Музыка. Я закрыл глаза. Тяжёлые ударники, слова женщины... её голос беспокоил меня. Эмоциональный, с каждым словом переходящий от тёплого воркования к более жёсткому тембру. Мне это не понравилось. Слишком неустойчивый, непредсказуемый голос. Биполярный, я бы сказала. Я встала, чтобы выключить его. Если это была попытка Айзека приобщить меня к своей музыке, ему стоило попробовать что-то менее... Слова. Они вдруг захватили меня и удерживали, качали в воздухе; я могла пинаться и извиваться, но была не в состоянии спрятаться от них. Я слушала, глядя на огонь, а затем слушала с закрытыми глазами. Когда диск закончился, я включила его и снова слушала то, что он пытался донести. Вытащив диск из проигрывателя, я засунула его обратно в конверт. Мои руки дрожали. Я пошла на кухню и затолкала его вглубь своего ящика, отведённого для всякой ерунды, под каталог «Нюман Маркус» (Прим. ред.: американский элитный универмаг, в котором представлены бренды премиум-класса) и кучи квитанций, перевязанных резинкой. Я была взволнована. Мои руки не могли прекратить двигаться: я пропускала сквозь пальцы пряди волос, залезала в карманы, теребила нижнюю губу. Мне нужно очиститься, для чего я отправилась к себе в кабинет, чтобы впитать бесцветное одиночество. Я лежала на полу и смотрела в потолок. Обычно белый очищал меня и успокаивал, но сегодня слова песни нашли меня. «Я напишу!» — подумала я, встала и двинулась к своему столу. Но, даже когда пустой документ Word предстал передо мной — чистый и белый, я не смогла выплеснуть на него какие-либо мысли.

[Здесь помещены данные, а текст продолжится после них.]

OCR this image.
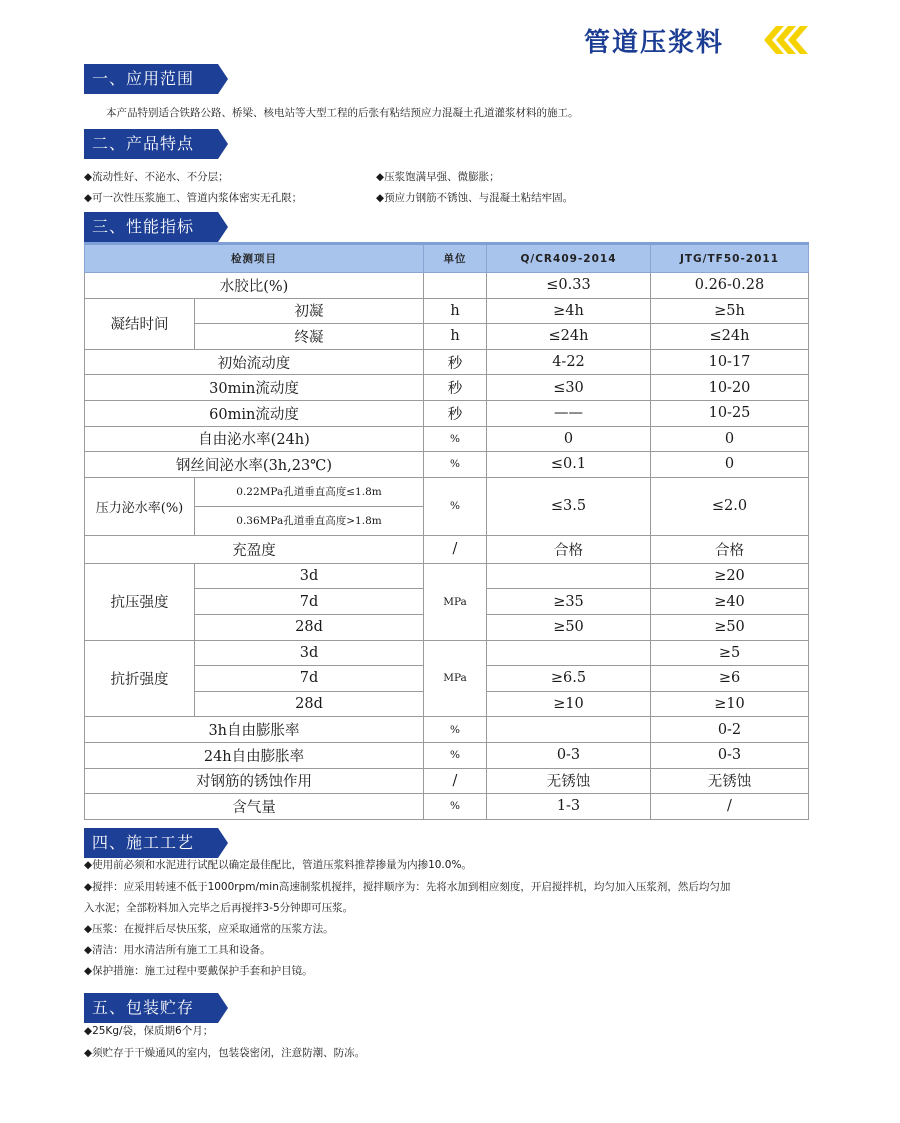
管道压浆料
一、应用范围
本产品特别适合铁路公路、桥梁、核电站等大型工程的后张有粘结预应力混凝土孔道灌浆材料的施工。
二、产品特点
◆流动性好、不泌水、不分层；	◆压浆饱满早强、微膨胀；
◆可一次性压浆施工、管道内浆体密实无孔限；	◆预应力钢筋不锈蚀、与混凝土粘结牢固。
三、性能指标
检测项目		单位	Q/CR409-2014	JTG/TF50-2011
水胶比(%)			≤0.33	0.26-0.28
凝结时间	初凝	h	≥4h	≥5h
	终凝	h	≤24h	≤24h
初始流动度		秒	4-22	10-17
30min流动度		秒	≤30	10-20
60min流动度		秒	——	10-25
自由泌水率(24h)		%	0	0
钢丝间泌水率(3h,23℃)		%	≤0.1	0
压力泌水率(%)	0.22MPa孔道垂直高度≤1.8m	%	≤3.5	≤2.0
	0.36MPa孔道垂直高度>1.8m			
充盈度		/	合格	合格
抗压强度	3d	MPa		≥20
	7d		≥35	≥40
	28d		≥50	≥50
抗折强度	3d	MPa		≥5
	7d		≥6.5	≥6
	28d		≥10	≥10
3h自由膨胀率		%		0-2
24h自由膨胀率		%	0-3	0-3
对钢筋的锈蚀作用		/	无锈蚀	无锈蚀
含气量		%	1-3	/
四、施工工艺
◆使用前必须和水泥进行试配以确定最佳配比，管道压浆料推荐掺量为内掺10.0%。
◆搅拌：应采用转速不低于1000rpm/min高速制浆机搅拌，搅拌顺序为：先将水加到相应刻度，开启搅拌机，均匀加入压浆剂，然后均匀加
入水泥；全部粉料加入完毕之后再搅拌3-5分钟即可压浆。
◆压浆：在搅拌后尽快压浆，应采取通常的压浆方法。
◆清洁：用水清洁所有施工工具和设备。
◆保护措施：施工过程中要戴保护手套和护目镜。
五、包装贮存
◆25Kg/袋，保质期6个月；
◆须贮存于干燥通风的室内，包装袋密闭，注意防潮、防冻。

Я сидела за столом и смотрела на курсор. Он казался нетерпеливым, моргая и ожидая, когда я найду слова. Единственные слова, что я слышала, были слова из песни, которую Айзек Астерхольдер оставил на лобовом стекле. Они вторглись в моё белое пространство мышления, пока я не захлопнула свой компьютер и не спустилась вниз по лестнице к ящику. Выкопала картонный конверт оттуда, куда его затолкала, и выбросила в мусорную корзину.
Когда Айзек вошёл через дверь, где-то после восьми, я сидела, завернувшись в одеяло перед огнем, обхватив руками колени. Мои босые ноги пританцовывали в такт музыке. Он остановился как вкопанный и смотрел на меня. Я не хотела смотреть на него, поэтому просто продолжала пялиться на огонь. Доктор прошёл на кухню. Я слышала, как мужчина убирал остатки беспорядка от приготовления бутерброда. Через некоторое время он вернулся с двумя чашками и передал мне одну. Кофе. — Ты ела сегодня. — Он сел на пол и прислонился спиной к дивану. Айзек мог бы сесть на диван, но сел на пол со мной. Со мной. Я пожала плечами. — Да. Айзек продолжал смотреть на меня, и я съёжилась под пристальным взглядом его серебристых глаз. Затем до меня дошло, что он сказал. Я не готовила себе с тех пор, как всё случилось. Я бы умерла с голоду, если бы не Айзек. Приготовление бутерброда – первый раз, когда я приняла меры, чтобы выжить. Значение слова казалось как тёмным, так и светлым.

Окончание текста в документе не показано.